Ensuite j’avais appelé la station de télé et répété les mêmes trucs.

Et c’est comme ça que tout avait commencé.

Toute la partie comme quoi j’avais fait tout ça rien que pour que Denny ait besoin de moi, eh bien, cette partie-là, je ne l’ai pas expliquée. Pas à la télévision.

Sans blague, mais c’est vrai, toute mon explication s’est retrouvée coupée, réduite à une petite chute sur le sol de la salle de montage, parce que, à la télé, je ne suis plus rien que ce fou furieux tout bouffi, tout suant, qui tente en vain de masquer de sa main l’objectif de la caméra, qui hurle au journaliste de ficher le camp, et qui chasse de son autre main la perche du microphone qui se balance en plein champ.

« Coco », dit Denny.

Beth a enregistré en vidéo mon petit moment fossilisé, et nous le regardons, en boucle, encore et toujours.

Denny dit : « Coco, t’as l’air possédé par le démon ou quelque chose. »

En réalité, je suis possédé par une autre divinité bien différente. Là, c’est moi essayant de faire le bien. J’essaie de mettre au point quelques petits miracles de manière à pouvoir m’améliorer petit à petit en prévision du grand truc.

Assis avec mon thermomètre dans la bouche, je vérifie et il dit trente-huit cinq.

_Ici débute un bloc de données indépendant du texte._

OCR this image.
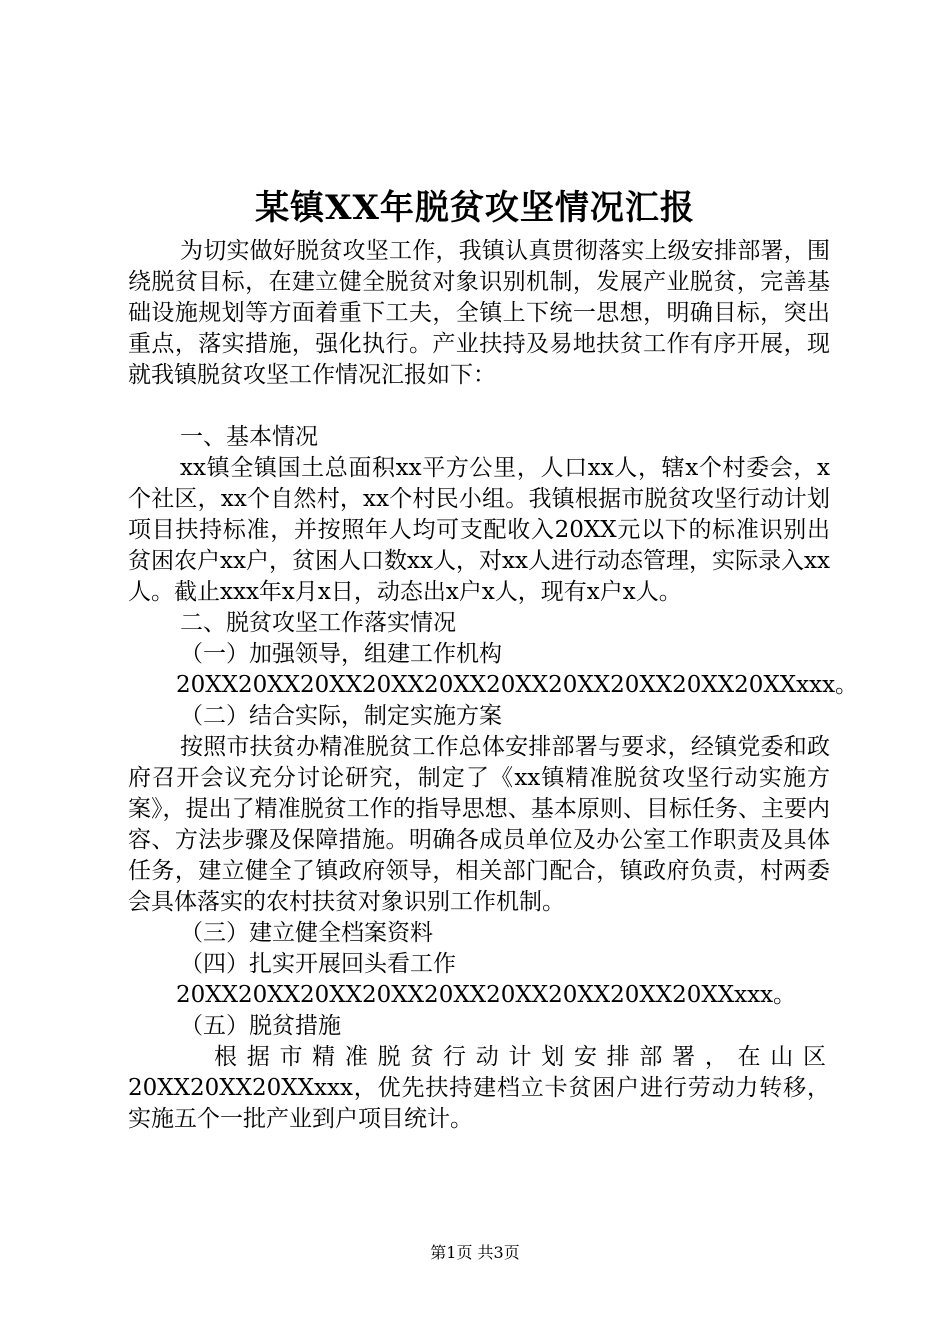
某镇XX年脱贫攻坚情况汇报

为切实做好脱贫攻坚工作，我镇认真贯彻落实上级安排部署，围绕脱贫目标，在建立健全脱贫对象识别机制，发展产业脱贫，完善基础设施规划等方面着重下工夫，全镇上下统一思想，明确目标，突出重点，落实措施，强化执行。产业扶持及易地扶贫工作有序开展，现就我镇脱贫攻坚工作情况汇报如下：

一、基本情况

xx镇全镇国土总面积xx平方公里，人口xx人，辖x个村委会，x个社区，xx个自然村，xx个村民小组。我镇根据市脱贫攻坚行动计划项目扶持标准，并按照年人均可支配收入20XX元以下的标准识别出贫困农户xx户，贫困人口数xx人，对xx人进行动态管理，实际录入xx人。截止xxx年x月x日，动态出x户x人，现有x户x人。

二、脱贫攻坚工作落实情况

（一）加强领导，组建工作机构

20XX20XX20XX20XX20XX20XX20XX20XX20XX20XXxxx。

（二）结合实际，制定实施方案

按照市扶贫办精准脱贫工作总体安排部署与要求，经镇党委和政府召开会议充分讨论研究，制定了《xx镇精准脱贫攻坚行动实施方案》，提出了精准脱贫工作的指导思想、基本原则、目标任务、主要内容、方法步骤及保障措施。明确各成员单位及办公室工作职责及具体任务，建立健全了镇政府领导，相关部门配合，镇政府负责，村两委会具体落实的农村扶贫对象识别工作机制。

（三）建立健全档案资料

（四）扎实开展回头看工作

20XX20XX20XX20XX20XX20XX20XX20XX20XXxxx。

（五）脱贫措施

根据市精准脱贫行动计划安排部署，在山区

20XX20XX20XXxxx，优先扶持建档立卡贫困户进行劳动力转移，实施五个一批产业到户项目统计。

第1页 共3页
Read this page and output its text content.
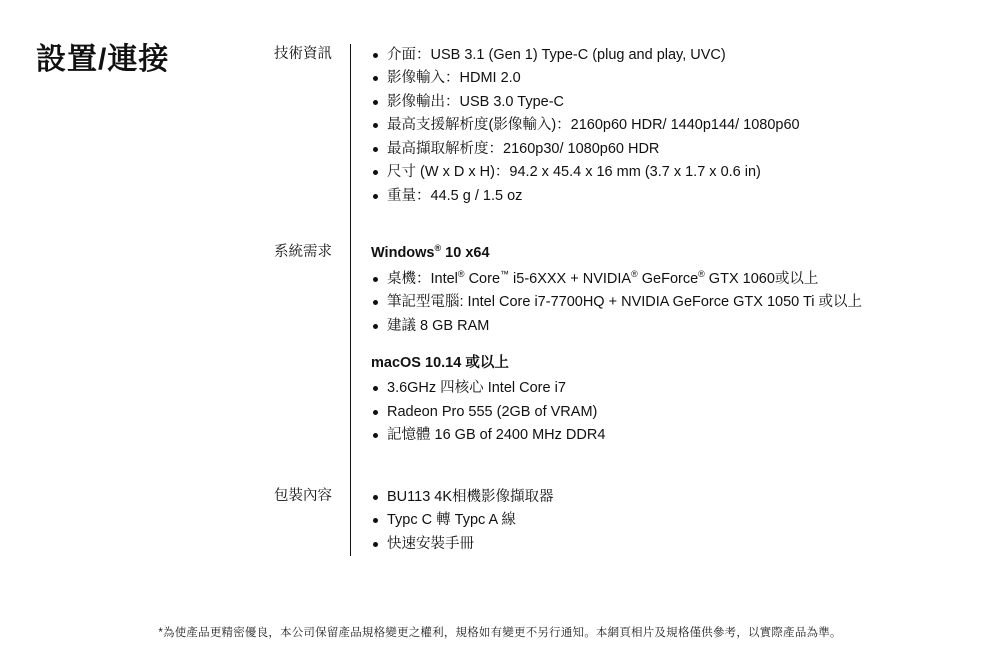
設置/連接	技術資訊	介面：USB 3.1 (Gen 1) Type-C (plug and play, UVC)
影像輸入：HDMI 2.0
影像輸出：USB 3.0 Type-C
最高支援解析度(影像輸入)：2160p60 HDR/ 1440p144/ 1080p60
最高擷取解析度：2160p30/ 1080p60 HDR
尺寸 (W x D x H)：94.2 x 45.4 x 16 mm (3.7 x 1.7 x 0.6 in)
重量：44.5 g / 1.5 oz

系統需求	Windows® 10 x64
桌機：Intel® Core™ i5-6XXX + NVIDIA® GeForce® GTX 1060或以上
筆記型電腦: Intel Core i7-7700HQ + NVIDIA GeForce GTX 1050 Ti 或以上
建議 8 GB RAM
macOS 10.14 或以上
3.6GHz 四核心 Intel Core i7
Radeon Pro 555 (2GB of VRAM)
記憶體 16 GB of 2400 MHz DDR4

包裝內容	BU113 4K相機影像擷取器
Typc C 轉 Typc A 線
快速安裝手冊
*為使產品更精密優良，本公司保留產品規格變更之權利，規格如有變更不另行通知。本網頁相片及規格僅供參考，以實際產品為準。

La sueur coule de moi comme un mauvais jus, et m’adressant à Beth, je dis : « Je suis désolé à propos de ton canapé. »

Beth prend le thermomètre pour y jeter un œil, avant de poser sa main fraîche sur mon front.

Et je dis : « Je suis désolé d’avoir pensé que tu n’étais qu’une pouffe stupide sans rien dans la cervelle. »

Être Jésus signifie être honnête.

Et Beth dit : « T’en fais pas. »

Elle dit : « Je ne me suis jamais souciée de ce que tu pensais. Que Denny, et uniquement lui. »

Elle secoue le thermomètre et le reglisse sous ma langue.

Denny rembobine la cassette, et me revoilà, encore une fois.

Aujourd’hui, j’ai mal aux bras et j’ai les mains molles et complètement à vif d’avoir travaillé avec la chaux du mortier. M’adressant à Denny, je dis : alors comment ça fait d’être célèbre ?

Derrière moi, à la télévision, les murs de pierres se dressent et s’arrondissent pour former la base d’une tour. D’autres murs se dressent autour de trouées pour les fenêtres. Au travers d’une large embrasure de porte, on voit une large volée de marches qui montent à l’intérieur. D’autres murs s’étirent en diverses directions, laissant suggérer qu’ils sont les fondations d’autres ailes du bâtiment, d’autres tours, d’autres cloîtres, colonnades, piscines surélevées, cours encaissées.

La voix du journaliste demande : « Cette structure que vous bâtissez, est-ce que c’est une maison ? »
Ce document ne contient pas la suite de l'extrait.